Ähnliche Zahlen hatten bereits der Branchenverband BDEW und das Zentrum für Sonnenenergie- und Wasserstoff-Forschung Baden-Württemberg ZSW in einer ersten Schätzung Ende Dezember vorgelegt.

Braun- und Steinkohlekraftwerke liefern noch immer mehr als 40 Prozent des Stroms. Der Anteil geht aber leicht zurück. Auch der Strom aus der Kernenergie sank 2016 um acht Prozent. Grund dafür ist die Abschaltung des Reaktors in Grafenrheinfeld Mitte des Jahres.

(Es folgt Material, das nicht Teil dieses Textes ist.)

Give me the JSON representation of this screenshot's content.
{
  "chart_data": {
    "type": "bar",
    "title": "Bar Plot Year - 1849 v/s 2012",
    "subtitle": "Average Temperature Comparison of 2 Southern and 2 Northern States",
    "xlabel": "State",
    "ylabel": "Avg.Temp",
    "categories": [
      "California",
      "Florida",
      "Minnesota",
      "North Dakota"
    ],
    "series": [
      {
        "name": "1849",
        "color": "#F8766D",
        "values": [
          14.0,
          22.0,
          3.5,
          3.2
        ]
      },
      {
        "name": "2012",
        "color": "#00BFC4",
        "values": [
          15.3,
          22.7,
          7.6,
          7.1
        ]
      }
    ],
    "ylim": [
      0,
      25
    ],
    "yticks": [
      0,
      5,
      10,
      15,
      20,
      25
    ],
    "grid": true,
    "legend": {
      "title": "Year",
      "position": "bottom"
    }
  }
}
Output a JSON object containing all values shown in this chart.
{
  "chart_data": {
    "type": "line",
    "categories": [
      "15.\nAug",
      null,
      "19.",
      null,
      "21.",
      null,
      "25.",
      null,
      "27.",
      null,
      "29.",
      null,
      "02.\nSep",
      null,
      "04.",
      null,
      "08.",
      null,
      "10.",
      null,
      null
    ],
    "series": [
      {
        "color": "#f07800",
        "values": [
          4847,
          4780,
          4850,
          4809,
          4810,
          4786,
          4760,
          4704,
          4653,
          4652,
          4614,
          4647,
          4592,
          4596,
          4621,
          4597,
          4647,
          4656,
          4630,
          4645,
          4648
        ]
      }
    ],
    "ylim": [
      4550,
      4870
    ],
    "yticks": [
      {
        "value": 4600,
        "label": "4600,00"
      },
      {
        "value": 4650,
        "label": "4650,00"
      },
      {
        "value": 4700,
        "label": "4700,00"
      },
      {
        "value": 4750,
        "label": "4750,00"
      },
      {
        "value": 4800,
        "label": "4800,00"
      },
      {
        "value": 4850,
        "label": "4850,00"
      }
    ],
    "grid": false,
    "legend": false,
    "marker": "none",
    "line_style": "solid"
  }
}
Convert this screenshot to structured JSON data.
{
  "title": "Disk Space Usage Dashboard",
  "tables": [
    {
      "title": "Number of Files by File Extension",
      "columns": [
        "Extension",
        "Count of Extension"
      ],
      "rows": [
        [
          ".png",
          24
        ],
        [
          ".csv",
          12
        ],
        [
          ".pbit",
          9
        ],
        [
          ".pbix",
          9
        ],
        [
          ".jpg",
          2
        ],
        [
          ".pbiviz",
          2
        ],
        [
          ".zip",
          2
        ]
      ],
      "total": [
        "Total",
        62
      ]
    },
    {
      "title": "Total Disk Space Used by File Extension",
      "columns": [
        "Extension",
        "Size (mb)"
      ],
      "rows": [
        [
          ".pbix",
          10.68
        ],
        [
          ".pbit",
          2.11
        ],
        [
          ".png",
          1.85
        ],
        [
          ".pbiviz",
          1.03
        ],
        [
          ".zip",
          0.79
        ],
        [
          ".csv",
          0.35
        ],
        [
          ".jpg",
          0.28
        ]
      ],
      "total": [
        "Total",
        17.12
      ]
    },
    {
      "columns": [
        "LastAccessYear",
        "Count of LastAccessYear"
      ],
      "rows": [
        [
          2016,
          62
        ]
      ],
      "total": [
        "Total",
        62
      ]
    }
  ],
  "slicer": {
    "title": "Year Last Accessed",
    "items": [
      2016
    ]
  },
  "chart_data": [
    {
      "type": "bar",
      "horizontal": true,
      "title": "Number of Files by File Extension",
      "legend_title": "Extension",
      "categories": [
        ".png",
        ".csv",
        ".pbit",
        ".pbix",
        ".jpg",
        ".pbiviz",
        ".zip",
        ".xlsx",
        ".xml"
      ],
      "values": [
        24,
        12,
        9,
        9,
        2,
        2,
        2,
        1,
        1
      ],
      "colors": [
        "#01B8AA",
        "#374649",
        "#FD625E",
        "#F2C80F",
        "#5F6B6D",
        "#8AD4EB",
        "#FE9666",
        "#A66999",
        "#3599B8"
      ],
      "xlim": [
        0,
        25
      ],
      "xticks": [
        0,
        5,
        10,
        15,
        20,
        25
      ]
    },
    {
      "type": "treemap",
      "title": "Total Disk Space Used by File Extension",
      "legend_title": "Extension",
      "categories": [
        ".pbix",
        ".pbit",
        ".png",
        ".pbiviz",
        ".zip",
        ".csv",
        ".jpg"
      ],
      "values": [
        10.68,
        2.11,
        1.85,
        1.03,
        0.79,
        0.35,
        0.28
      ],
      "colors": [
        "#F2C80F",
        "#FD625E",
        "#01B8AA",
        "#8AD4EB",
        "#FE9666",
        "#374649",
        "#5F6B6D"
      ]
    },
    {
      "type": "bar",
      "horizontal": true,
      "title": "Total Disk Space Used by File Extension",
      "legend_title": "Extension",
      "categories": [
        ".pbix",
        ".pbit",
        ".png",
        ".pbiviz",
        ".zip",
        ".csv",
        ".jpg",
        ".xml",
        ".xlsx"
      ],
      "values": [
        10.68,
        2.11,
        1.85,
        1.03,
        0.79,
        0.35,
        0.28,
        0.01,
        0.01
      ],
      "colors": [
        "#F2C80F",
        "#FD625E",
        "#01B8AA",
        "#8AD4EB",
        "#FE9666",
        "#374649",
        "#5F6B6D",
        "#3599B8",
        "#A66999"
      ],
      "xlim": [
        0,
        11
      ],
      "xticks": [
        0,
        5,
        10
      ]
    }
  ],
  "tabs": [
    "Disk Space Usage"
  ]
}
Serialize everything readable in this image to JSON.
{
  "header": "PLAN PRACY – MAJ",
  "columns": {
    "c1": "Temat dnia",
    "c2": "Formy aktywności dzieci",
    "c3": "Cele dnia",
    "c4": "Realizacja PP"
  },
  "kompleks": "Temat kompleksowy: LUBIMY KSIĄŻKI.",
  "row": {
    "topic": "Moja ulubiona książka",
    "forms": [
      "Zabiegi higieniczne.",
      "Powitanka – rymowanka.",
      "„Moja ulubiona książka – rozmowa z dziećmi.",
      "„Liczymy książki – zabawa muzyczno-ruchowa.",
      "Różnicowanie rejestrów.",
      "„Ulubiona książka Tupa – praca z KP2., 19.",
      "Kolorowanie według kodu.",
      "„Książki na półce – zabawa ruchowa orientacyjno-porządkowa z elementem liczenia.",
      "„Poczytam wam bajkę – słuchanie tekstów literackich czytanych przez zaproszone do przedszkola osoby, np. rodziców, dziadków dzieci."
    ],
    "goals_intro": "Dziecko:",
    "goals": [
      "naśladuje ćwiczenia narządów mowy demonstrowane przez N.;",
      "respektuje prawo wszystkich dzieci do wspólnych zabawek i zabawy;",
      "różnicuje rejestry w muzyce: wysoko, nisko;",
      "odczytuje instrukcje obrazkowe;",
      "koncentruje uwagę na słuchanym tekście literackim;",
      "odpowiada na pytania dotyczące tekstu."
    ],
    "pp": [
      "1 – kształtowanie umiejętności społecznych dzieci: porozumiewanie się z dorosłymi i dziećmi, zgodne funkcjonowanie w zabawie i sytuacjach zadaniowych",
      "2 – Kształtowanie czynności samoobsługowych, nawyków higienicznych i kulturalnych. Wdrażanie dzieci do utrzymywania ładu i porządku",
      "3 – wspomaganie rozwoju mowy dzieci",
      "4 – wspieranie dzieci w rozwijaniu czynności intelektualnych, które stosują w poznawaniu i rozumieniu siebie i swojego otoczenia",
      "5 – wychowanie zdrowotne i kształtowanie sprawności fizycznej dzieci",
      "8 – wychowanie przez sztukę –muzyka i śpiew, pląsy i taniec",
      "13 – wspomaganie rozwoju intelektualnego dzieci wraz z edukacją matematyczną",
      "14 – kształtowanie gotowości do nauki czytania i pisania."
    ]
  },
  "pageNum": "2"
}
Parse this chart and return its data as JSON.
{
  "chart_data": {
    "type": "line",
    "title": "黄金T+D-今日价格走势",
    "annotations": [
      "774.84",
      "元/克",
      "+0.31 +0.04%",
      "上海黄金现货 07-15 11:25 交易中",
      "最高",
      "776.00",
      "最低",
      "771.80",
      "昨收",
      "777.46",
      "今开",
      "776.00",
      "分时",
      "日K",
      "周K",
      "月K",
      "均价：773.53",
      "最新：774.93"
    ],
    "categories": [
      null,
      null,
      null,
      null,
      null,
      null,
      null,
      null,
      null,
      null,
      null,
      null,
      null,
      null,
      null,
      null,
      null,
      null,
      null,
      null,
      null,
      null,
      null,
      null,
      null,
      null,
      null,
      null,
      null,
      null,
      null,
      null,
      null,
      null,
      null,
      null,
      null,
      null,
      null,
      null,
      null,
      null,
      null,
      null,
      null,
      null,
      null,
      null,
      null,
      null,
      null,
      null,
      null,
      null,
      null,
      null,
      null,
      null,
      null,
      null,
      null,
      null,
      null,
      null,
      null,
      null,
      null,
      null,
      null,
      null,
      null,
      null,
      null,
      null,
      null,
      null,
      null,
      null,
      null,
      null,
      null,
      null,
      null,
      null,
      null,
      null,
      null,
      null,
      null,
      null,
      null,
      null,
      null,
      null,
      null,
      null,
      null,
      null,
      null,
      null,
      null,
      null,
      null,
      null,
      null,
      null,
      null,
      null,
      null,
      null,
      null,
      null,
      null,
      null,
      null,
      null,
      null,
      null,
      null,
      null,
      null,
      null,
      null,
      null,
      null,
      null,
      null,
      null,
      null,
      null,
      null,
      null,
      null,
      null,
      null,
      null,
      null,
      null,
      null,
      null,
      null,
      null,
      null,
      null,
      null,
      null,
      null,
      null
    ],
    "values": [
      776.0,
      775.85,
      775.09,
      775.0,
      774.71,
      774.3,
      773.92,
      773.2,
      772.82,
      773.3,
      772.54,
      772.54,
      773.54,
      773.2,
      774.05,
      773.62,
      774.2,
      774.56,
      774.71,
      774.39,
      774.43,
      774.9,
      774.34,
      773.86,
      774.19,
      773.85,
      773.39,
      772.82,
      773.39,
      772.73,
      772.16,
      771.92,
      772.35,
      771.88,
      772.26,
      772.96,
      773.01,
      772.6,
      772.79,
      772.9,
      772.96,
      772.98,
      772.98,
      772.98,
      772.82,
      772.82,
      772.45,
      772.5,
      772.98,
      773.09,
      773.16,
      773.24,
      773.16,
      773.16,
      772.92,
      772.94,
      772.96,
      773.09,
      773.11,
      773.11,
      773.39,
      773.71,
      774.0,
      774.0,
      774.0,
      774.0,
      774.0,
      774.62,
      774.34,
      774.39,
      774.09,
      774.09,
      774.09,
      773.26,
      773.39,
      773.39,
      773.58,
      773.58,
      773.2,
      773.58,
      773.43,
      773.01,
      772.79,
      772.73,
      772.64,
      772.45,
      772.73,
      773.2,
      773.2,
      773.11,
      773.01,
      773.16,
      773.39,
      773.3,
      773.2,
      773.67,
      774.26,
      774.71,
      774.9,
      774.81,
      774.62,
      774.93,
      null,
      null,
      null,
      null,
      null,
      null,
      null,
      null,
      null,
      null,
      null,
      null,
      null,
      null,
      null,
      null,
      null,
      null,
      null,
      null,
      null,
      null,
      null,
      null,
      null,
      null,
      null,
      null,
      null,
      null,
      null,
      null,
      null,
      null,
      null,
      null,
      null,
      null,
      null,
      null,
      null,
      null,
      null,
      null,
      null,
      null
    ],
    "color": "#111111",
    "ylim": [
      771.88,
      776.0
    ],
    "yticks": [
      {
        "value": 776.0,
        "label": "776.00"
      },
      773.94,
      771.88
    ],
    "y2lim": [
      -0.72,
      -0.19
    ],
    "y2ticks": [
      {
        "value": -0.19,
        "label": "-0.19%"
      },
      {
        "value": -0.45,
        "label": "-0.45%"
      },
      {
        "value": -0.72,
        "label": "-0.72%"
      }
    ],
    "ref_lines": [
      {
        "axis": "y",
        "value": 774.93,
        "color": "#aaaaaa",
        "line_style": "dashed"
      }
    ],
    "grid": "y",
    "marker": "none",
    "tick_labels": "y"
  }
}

Deutlich mehr Strom wurde 2016 indes in Gaskraftwerken erzeugt, wie die Fraunhofer-Zahlen zeigen. Sie speisten 43 TWh ein und liegen damit laut Institut rund 40 Prozent über dem Niveau des Vorjahres. Dieser neue Aufwärtstrend sei hauptsächlich durch die niedrigen Gaspreise begründet. Seit Monaten sind die Preise auf dem Gasmarkt auf Talfahrt. 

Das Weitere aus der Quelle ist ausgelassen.